While visiting the cemeteries surrounding the old churches in Cades Cove, Tennessee, my brother and I marveled over the numerous headstones showing children’s names—children who had lived only a few days or months. Children who lived in a place where medical care was scarce and fell far short of today’s standards.
As parents watched their children slowly slip from this life, some of them must have wondered why God allowed this if he was so good. I have had this question posed to me by those who’ve lost children to illnesses or tragedies. And by some who haven’t experienced any personal tragedies but who are trying to rectify in their minds how a good God and the presence of evil can co-exist.
Jeremiah was given the unpleasant task of telling his people that their world would soon crumble because of their disobedience to God. While he understood the consequences of bad choices, he must have cringed at what God told him the pagan marauders would do to his people and his beloved city. “LORD, you always give me justice when I bring a case before you. So let me bring you this complaint: Why are the wicked so prosperous” (Jeremiah 12:1 NLT)?
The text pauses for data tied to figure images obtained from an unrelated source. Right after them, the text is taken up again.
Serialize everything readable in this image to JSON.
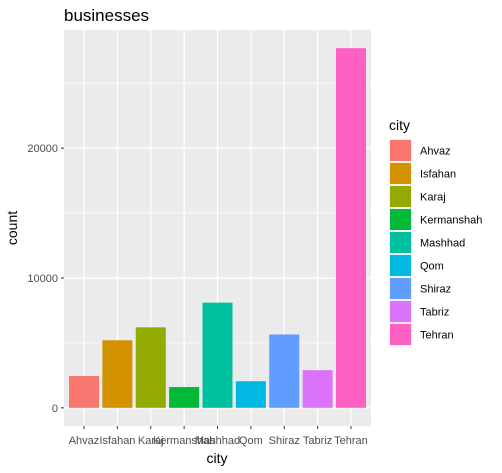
{
  "chart_data": {
    "type": "bar",
    "title": "businesses",
    "xlabel": "city",
    "ylabel": "count",
    "categories": [
      "Ahvaz",
      "Isfahan",
      "Karaj",
      "Kermanshah",
      "Mashhad",
      "Qom",
      "Shiraz",
      "Tabriz",
      "Tehran"
    ],
    "values": [
      2450,
      5200,
      6200,
      1600,
      8100,
      2050,
      5650,
      2900,
      27700
    ],
    "colors": [
      "#F8766D",
      "#D39200",
      "#93AA00",
      "#00BA38",
      "#00C19F",
      "#00B9E3",
      "#619CFF",
      "#DB72FB",
      "#FF61C3"
    ],
    "ylim": [
      -1400,
      29100
    ],
    "yticks": [
      0,
      10000,
      20000
    ],
    "ytick_labels": [
      "0",
      "10000",
      "20000"
    ],
    "grid": true,
    "panel_background": "#EBEBEB",
    "legend": {
      "title": "city",
      "placement": "right"
    }
  }
}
Evil is present because God allows freedom of choice. This freedom originally extended beyond humans, for initially, Satan was an angel. He and many others chose to rebel against God (Isaiah 41:13-14). With their rebellion, sin entered, and with Adam and Eve’s rebellion, sin entered our world.
Freedom is a part of what makes us human, but it’s also what can lead us into sin. Sin contaminates humanity—and even creation itself.
God is sovereign over evil but temporarily allows it. Why, no one knows. Satan spreads mayhem, but he is limited by God’s power and permission. Job’s dilemma reminds me of this. God’s power is exposed by observing how he takes Satan’s evil intentions and manufactures good from them (Romans 8:28).
Satan may be wreaking havoc, but God is still good and still in control…all the time.